Weltweit wird derzeit eine direkte Supplementierung in Form von Tropfen oder Tabletten für den gestillten Säugling empfohlen, die in Höhe von täglich 400 - 800 IU liegen sollte (national unterschiedlich). Mütter sollten in diesem Fall ebenfalls für ihre eigene Versorgung 400 IU täglich zu sich nehmen.
Eine bisher weniger bekannte Methode ist ebenfalls möglich: Mütter können mit einer hohen Dosierung ausreichend Vitamin D zu sich nehmen, um sowohl sich selbst als auch ihr Stillkind über die Muttermilch ausreichend zu versorgen. Dazu ist nach einer Studie eine Dosierung von 6.400 IU täglich notwendig (untersucht wurde der Zeitraum bis 7 Monate). Eine andere Studie deckte mit 5.000 IU täglich den Bedarf (untersucht wurden hier nur die ersten 28 Tage, und auch eine Einmalgabe von 150.000 IU deckte den Bedarf über 28 Tage).
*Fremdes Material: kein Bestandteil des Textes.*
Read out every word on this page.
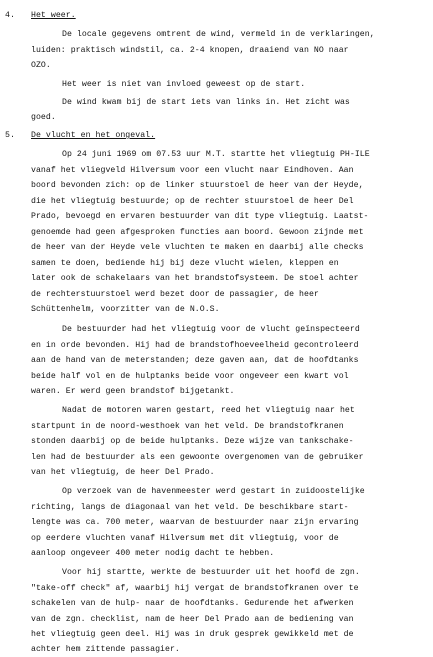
4. Het weer.
De locale gegevens omtrent de wind, vermeld in de verklaringen,
luiden: praktisch windstil, ca. 2-4 knopen, draaiend van NO naar
OZO.
Het weer is niet van invloed geweest op de start.
De wind kwam bij de start iets van links in. Het zicht was
goed.
5. De vlucht en het ongeval.
Op 24 juni 1969 om 07.53 uur M.T. startte het vliegtuig PH-ILE
vanaf het vliegveld Hilversum voor een vlucht naar Eindhoven. Aan
boord bevonden zich: op de linker stuurstoel de heer van der Heyde,
die het vliegtuig bestuurde; op de rechter stuurstoel de heer Del
Prado, bevoegd en ervaren bestuurder van dit type vliegtuig. Laatst-
genoemde had geen afgesproken functies aan boord. Gewoon zijnde met
de heer van der Heyde vele vluchten te maken en daarbij alle checks
samen te doen, bediende hij bij deze vlucht wielen, kleppen en
later ook de schakelaars van het brandstofsysteem. De stoel achter
de rechterstuurstoel werd bezet door de passagier, de heer
Schüttenhelm, voorzitter van de N.O.S.
De bestuurder had het vliegtuig voor de vlucht geïnspecteerd
en in orde bevonden. Hij had de brandstofhoeveelheid gecontroleerd
aan de hand van de meterstanden; deze gaven aan, dat de hoofdtanks
beide half vol en de hulptanks beide voor ongeveer een kwart vol
waren. Er werd geen brandstof bijgetankt.
Nadat de motoren waren gestart, reed het vliegtuig naar het
startpunt in de noord-westhoek van het veld. De brandstofkranen
stonden daarbij op de beide hulptanks. Deze wijze van tankschake-
len had de bestuurder als een gewoonte overgenomen van de gebruiker
van het vliegtuig, de heer Del Prado.
Op verzoek van de havenmeester werd gestart in zuidoostelijke
richting, langs de diagonaal van het veld. De beschikbare start-
lengte was ca. 700 meter, waarvan de bestuurder naar zijn ervaring
op eerdere vluchten vanaf Hilversum met dit vliegtuig, voor de
aanloop ongeveer 400 meter nodig dacht te hebben.
Voor hij startte, werkte de bestuurder uit het hoofd de zgn.
"take-off check" af, waarbij hij vergat de brandstofkranen over te
schakelen van de hulp- naar de hoofdtanks. Gedurende het afwerken
van de zgn. checklist, nam de heer Del Prado aan de bediening van
het vliegtuig geen deel. Hij was in druk gesprek gewikkeld met de
achter hem zittende passagier.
Nachdem eine Studie in 2017 (wir berichteten → hier) zeigte, dass in den USA nur ein geringer Anteil der jungen Eltern ihren Säuglingen wie empfohlen die tägliche Vitamin-D-Dosis verabreichte und dass Mütter angaben, dass sie lieber selbst ein Präparat einnehmen würden, kann das durchaus eine empfehlenswerte Alternative sein.

Das ABM-Protkoll (im englischen Original) finden Sie vollständig → hier
Zur Studie von 2016, die die mütterliche Versorgung mit 6.400 IU über 7 Monate durchführte, gibt es übrigens eine ausführliche deutsche Zusammenfassung → hier.


Übrigens:
Eine weitere interessante Studie, die sich mit dem Thema "Vitamin D peri- und postnatal" beschäftigt, zeigte kürzlich, dass eine Supplementierung der Mutter in der Schwangerschaft und Wochenbettzeit sowohl bei der Mutter als auch beim Säugling eine epigenetische Veränderung auslöst. Wie diese genau zu bewerten ist, bleibt abzuwarten. Fraglich ist hier zum Beispiel, ob diese Veränderung nicht sozusagen den "Normalzustand" unseres Körpers wieder herstellt, der vor Urzeiten, als wir nomadisch und den gesamten Tag unter freiem Himmel lebten, vermutlich einen weitaus höheren natürlichen Vitamin-D-Spiegel mit sich brachte. Das Abstract der Studie finden Sie → hier.